Jefferson Davis, president of the Confederacy during the Civil War, died this week (Dec. 6) in 1889 in New Orleans. He was 81. He had spent the last years of his life in relative comfort, and his reputation, at least in the former Confederate states, had been restored after suffering mightily after the Confederacy’s defeat in 1865. Southerners criticized Davis for mismanaging the war effort, including refusing to appoint a general-in-chief until very late in the war (Robert E. Lee), and he often appeared aloof and removed from his everyday constituents. It also was not lost on many southerners that Davis, a former congressman and senator, an honored West Point graduate, a hero of the Mexican War and an extremely effective secretary of war under President Franklin Pierce, had been bested in battle by Abe Lincoln, a one-term congressman whose only military experience was, as he himself described it, fighting mosquitoes during the Black Hawk War, which was more skirmish than war.

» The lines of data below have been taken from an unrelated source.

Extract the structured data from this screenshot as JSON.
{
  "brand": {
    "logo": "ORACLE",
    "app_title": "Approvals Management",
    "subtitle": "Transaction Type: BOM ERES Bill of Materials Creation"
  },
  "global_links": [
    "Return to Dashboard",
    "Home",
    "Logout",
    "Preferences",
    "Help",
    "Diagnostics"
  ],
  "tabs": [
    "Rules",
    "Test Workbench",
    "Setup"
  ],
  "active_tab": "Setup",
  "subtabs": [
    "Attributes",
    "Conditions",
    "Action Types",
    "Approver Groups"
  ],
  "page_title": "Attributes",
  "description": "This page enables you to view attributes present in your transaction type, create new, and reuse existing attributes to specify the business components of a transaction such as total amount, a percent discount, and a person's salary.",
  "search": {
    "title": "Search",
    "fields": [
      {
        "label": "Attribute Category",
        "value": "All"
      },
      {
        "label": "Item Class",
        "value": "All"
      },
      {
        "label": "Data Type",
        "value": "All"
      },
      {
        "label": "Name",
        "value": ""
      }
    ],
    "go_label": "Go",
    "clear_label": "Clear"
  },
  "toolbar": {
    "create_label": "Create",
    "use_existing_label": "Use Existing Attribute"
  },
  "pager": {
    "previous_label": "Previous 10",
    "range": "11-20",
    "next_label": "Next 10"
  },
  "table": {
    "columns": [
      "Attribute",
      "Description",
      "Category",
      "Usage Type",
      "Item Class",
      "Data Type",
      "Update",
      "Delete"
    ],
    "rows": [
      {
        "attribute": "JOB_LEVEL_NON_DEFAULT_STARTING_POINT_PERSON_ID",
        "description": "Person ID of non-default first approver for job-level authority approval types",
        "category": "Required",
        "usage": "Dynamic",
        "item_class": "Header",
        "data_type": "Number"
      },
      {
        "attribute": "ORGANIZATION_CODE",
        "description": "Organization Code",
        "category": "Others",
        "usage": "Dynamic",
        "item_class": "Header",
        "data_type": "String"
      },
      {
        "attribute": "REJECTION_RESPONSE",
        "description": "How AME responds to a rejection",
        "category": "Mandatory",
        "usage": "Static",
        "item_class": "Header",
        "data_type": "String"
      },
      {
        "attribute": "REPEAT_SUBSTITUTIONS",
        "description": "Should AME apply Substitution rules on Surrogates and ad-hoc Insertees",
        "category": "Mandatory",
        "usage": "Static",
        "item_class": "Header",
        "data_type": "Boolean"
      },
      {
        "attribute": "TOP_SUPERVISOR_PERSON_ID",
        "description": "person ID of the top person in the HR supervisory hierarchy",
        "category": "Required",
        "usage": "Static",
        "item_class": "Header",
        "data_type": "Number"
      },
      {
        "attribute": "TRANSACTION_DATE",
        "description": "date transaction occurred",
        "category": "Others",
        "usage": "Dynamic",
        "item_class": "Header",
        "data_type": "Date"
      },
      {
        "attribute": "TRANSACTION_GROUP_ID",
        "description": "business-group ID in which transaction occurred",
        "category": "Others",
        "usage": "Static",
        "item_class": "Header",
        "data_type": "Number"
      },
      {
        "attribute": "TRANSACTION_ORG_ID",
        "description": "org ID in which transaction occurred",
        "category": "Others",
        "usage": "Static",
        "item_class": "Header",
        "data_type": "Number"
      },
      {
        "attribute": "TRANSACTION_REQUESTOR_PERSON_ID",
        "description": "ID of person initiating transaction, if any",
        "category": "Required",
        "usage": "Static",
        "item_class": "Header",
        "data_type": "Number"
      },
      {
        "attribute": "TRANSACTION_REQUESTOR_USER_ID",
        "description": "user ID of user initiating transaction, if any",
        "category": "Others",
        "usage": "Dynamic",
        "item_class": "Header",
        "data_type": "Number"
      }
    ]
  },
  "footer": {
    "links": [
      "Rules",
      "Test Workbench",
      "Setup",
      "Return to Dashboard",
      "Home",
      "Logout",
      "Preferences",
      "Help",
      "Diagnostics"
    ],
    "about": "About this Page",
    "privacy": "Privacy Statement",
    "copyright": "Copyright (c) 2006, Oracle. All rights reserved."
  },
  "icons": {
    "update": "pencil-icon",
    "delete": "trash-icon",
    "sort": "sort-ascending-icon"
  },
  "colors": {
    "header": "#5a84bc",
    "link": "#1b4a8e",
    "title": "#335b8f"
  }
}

In the North Davis’s reputation was, of course, even worse. He was considered an arrogant, racist, slave-owning traitor who had tried but failed to destroy the United States.
Yet the truth is more nuanced. Having long served in Congress and having served in a presidential cabinet, Davis knew Washington well and was highly respected on both sides of the political aisle for his emphasis on bipartisanship. He was also a student of history. He revered the Founders and the Constitution they created, which—as he pointed out—protected the institution of slavery. He also was a frequent visitor to northern states, where he saw first-hand the economic and industrial power that the North was acquiring—a power that, far from fearing, he hoped the South could one day emulate.
What’s more, he was never a fanatical secessionist. He deplored the very idea of disunion and gave many speeches criticizing the southern radicals who called for a separate nation. It was only after Mississippi, his home state, left the Union that Davis reluctantly resigned from the Senate, but he neither sought nor wanted the presidency of the Confederate States of America that was formed in February of 1861. When overwhelmingly elected to that office, he accepted with grave misgivings.
Granted, once chosen to lead the Confederacy he did so with missionary zeal, and his refusal to concede defeat, even after Robert E. Lee surrendered at Appomattox Courthouse in 1865, was one reason he was indicted for treason and imprisoned for two years before being released in 1867. It is also true that he never publicly repudiated the institution of slavery.
It might be said that Davis was a principled man, whose principles in the end were misguided.